Nihayet lafın kendisine gelmesiyle Kenan sıkkın bir şekilde başını salladı.

"Evet hocam, sizin dediğinizden..."

"Bakın, gördünüz mü?" diye zaferle gülümsedi Fatih. Pelin ise gözlerini devirerek Kenan'a döndü.

"Ee, hocam? Biraz kendinizden bahsetsenize. Hiç konuşamadık adamakıllı."

Kenan'ın dalgın bakışları karşısındaki kadına döndü. "Şey - ben mi?"

Kadın ona cilveli bir şekilde göz kırptığında Kenan masadan kalkıp gitme dürtüsünü zorlukla bastırdı. "Siz tabii ki. Hastanemize geleli 2 ay oldu, nihayet tanışabildik ama onda da ağzınızı bıçak açmıyor."

Öğlen molasında bir şeyler yemek için kafeteryaya inen ve indiği gibi farklı bölümlerden iki hocanın davetiyle kendini onların masasında bulmuş olan Kenan, burada olmaktan pek de memnun değildi. Özellikle de Pelin'in ikide bir ona karşı gösterdiği özel ilgiden.

"Pek de anlatılacak bir şey yok, açıkçası." dedi, kadına bakmamak için elindeki karton bardakla oynayarak. "Adım Kenan Acar, Edirne'den geldim, genel cerrahide operatör doktorum." Neredeyse ezberlemiş gibi söylemişti. Pelin hafifçe güldü.

"E hocam onları biliyoruz zaten. Ben kendinizden bahsedin istiyorum. Yaşınız kaç, evli misiniz, hastanemizi nasıl buldunuz..."

"Evli misiniz derken?" dedi Kenan tek kaşını kaldırarak. Fatih gülmemek için dudaklarını birbirine bastırıp eliyle ağzını kapattı.

"Pelin Hocam biraz meraklıdır, Kenan Bey. Kusura bakmayın..." dedi hala sırıtırken. Pelin ters ters baktı ona.

"O ne demekmiş Fatih Hocam? İnsana evli olup olmadığı sorulamaz mı? Hem belki hayatının aşkını hastanemizde bulur, belli mi olur?" diye ekledi, Kenan'a kaçamak bir bakış atarken.

Veysel'in ikide bir söylediği bir söz vardı ya, neydi o? Hah, şeytan diyo yenil öfkene, kalk şu masadan, bir güzel boz şu kadını...

"Evli değilim, Pelin Hanım." dedi Kenan, sesini normal seviyede tutmak için elinden geleni yaparken. "Evlenmeyi de düşünmüyorum." Ki bundan size ne zaten?

"Öyle demeyin hocam, nasip kısmet işleri bunlar." dedi Pelin ona göz kırparak. "Bir bakmışsınız, birkaç ay sonra ailenizi almış, çiçekle çikolatayla istemeye gelmişsiniz... birini."

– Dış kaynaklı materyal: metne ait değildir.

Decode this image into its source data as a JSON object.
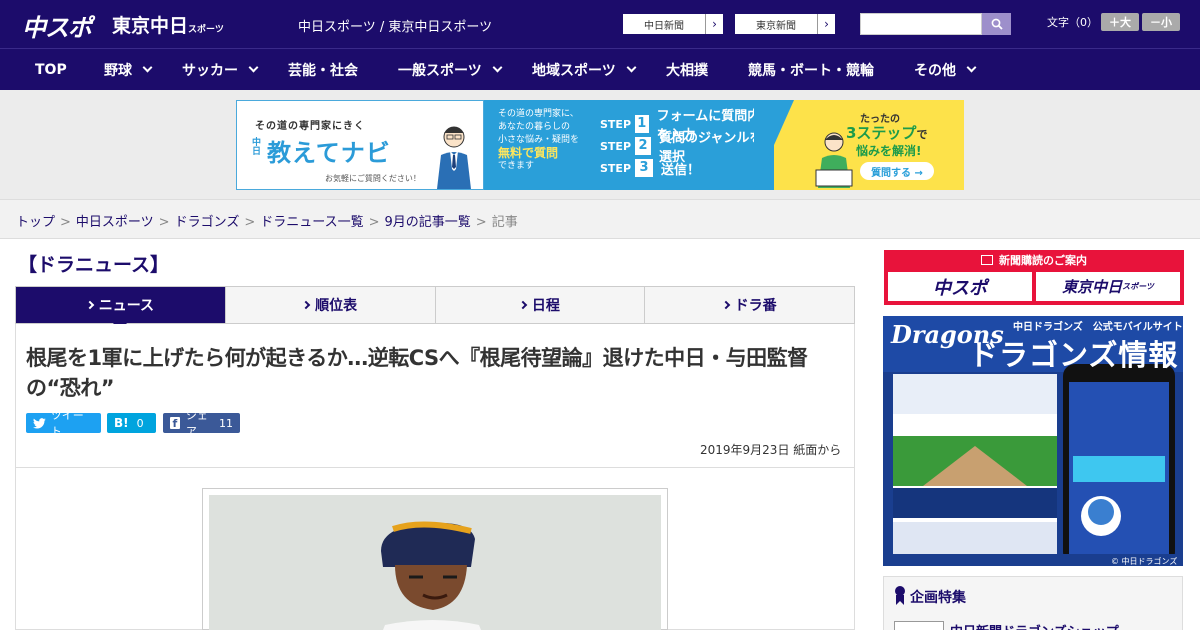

Son kelimedeki değişim Fatih'in dikkatini çekse de, Kenan oralı değildi. Aklında bir cümle yankılanırken, zorlukla yutkundu. 'Birkaç ay sonra ailenizi almış, çiçekle çikolatayla istemeye gelmişsiniz...'

"Merhabaaa, Pelin hocam, Fatih hocam. Kusura bakmayın ya rahatsız ediyom ama."

Veysel'in dibindeki sesi Kenan'ı daldığı yerden çıkartırken, hızla yanında ayakta duran genç adama döndü. Yüzünde istemsizce bir sırıtma oluşmuştu. Afferin lan, tam zamanında yetiştin.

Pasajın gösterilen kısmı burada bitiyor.